Ne zaman bir facia ya da toplumsal olay yaşansa, sözün bittiği yerde duygu ve düşüncelerimizi müzikle, şiirle, resimle, video ile paylaşmaya çalışıyoruz.
Mesela 1 Mayıs... Timur Selçuk'un, Cem Karaca'nın seslendirdiği 1 Mayıs Marşı dinleniyor, Facebook ve Twitter'da hep o marş paylaşılıyor.
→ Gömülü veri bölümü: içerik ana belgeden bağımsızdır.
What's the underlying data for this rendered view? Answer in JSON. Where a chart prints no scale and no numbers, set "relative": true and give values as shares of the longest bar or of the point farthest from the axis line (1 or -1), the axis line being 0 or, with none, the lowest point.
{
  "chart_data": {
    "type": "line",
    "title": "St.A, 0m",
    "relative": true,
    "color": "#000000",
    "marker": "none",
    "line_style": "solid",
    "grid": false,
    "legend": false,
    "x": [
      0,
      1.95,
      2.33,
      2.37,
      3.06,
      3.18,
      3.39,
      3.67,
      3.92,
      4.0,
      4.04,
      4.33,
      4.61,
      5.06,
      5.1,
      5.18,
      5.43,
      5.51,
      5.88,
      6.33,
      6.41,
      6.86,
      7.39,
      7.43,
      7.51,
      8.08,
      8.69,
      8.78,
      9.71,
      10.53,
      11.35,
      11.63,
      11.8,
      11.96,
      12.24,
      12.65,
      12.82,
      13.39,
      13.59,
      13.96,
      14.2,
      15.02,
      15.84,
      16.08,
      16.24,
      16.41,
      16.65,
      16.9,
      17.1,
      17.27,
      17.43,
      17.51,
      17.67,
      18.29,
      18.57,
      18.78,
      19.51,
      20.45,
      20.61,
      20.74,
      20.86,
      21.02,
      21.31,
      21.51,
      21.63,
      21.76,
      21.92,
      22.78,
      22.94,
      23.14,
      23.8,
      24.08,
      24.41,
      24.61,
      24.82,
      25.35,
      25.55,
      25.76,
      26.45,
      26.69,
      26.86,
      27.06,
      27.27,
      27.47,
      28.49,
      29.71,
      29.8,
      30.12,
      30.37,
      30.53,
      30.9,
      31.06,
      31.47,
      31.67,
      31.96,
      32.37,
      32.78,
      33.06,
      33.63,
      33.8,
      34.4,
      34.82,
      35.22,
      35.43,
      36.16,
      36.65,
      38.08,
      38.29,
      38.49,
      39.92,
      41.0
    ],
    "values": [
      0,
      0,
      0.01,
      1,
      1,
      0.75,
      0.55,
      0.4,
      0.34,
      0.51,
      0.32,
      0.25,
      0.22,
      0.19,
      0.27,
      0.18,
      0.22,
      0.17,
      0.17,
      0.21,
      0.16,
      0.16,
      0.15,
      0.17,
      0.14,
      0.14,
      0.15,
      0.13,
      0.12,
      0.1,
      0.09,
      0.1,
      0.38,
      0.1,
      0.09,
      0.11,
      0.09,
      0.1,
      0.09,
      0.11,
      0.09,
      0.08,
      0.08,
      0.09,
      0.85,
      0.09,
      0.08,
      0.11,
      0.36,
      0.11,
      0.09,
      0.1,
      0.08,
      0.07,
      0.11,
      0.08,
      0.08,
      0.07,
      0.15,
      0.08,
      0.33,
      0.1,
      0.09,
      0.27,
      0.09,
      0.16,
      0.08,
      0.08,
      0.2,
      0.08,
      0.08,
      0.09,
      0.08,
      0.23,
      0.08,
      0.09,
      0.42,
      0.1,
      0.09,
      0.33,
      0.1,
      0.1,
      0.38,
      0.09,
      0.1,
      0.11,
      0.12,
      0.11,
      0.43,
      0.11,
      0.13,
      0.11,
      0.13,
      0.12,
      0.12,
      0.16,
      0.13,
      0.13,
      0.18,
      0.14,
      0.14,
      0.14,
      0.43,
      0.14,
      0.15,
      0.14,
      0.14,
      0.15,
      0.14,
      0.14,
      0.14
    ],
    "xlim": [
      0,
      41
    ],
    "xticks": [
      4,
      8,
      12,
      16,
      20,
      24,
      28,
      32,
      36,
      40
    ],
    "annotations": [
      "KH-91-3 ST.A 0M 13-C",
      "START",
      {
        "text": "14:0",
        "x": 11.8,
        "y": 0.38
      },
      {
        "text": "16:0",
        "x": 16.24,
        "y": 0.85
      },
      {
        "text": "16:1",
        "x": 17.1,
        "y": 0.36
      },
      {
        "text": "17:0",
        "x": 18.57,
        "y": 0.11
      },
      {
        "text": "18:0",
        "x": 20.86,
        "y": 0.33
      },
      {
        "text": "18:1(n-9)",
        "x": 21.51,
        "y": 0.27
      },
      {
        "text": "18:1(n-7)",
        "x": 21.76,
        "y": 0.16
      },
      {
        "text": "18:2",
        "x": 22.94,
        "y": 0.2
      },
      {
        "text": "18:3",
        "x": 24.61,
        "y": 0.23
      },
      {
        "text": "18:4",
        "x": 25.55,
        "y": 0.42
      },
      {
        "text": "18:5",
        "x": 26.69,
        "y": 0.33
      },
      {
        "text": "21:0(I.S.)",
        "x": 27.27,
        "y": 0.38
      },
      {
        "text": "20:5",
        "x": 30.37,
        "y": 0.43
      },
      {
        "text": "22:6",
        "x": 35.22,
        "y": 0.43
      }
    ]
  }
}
İşçi haklarında, memleket meselelerinde Nazım Hikmet şiirleri, Grup Yorum şarkıları, Yılmaz Güney filmleri hatırlanıyor, paylaşılıyor.
CEM KARACA OLMASA...
Soma'daki maden faciasından sonra da Yavuz Özkan'ın 1978'de çektiği, Tarık Akan ve Cüneyt Arkın'ın başrollerini oynadığı 'Maden' filmi hatırlandı.
Sosyal medyada en çok Grup Yorum'un 'Madenciden' ve Cem Karaca'nın 'Maden Ocağının Dibinde' şarkısı paylaşıldı.
Ne varsa eskilerde var, yenilerde bir şey yok!
Türkiye'de halk için, toplumsal mücadele için üretilmiş bütün başyapıtlar, hep 60'lar ve 70'lerde ortaya çıktı. 12 Eylül'den sonra da yavaş yavaş sanatta yozlaşma ve toplumsal meselelerden uzaklaşma başladı.
Elbette istisnai örnekler var ama 80'lerden sonrasını unutun gitsin!
Ahmet Kaya aramızdan ayrıldı; Grup Yorum da olmasa protest müzik yapan yok.
Her acıda, toplumsal olayda hâlâ Cem Karaca ve Yeşilçam'ın toplumsal filmleri hatırlanıyorsa, yazık bu ülkenin sanatına.
Tarihin hiçbir döneminde sanatımız bu kadar üretim kısırı olmadı.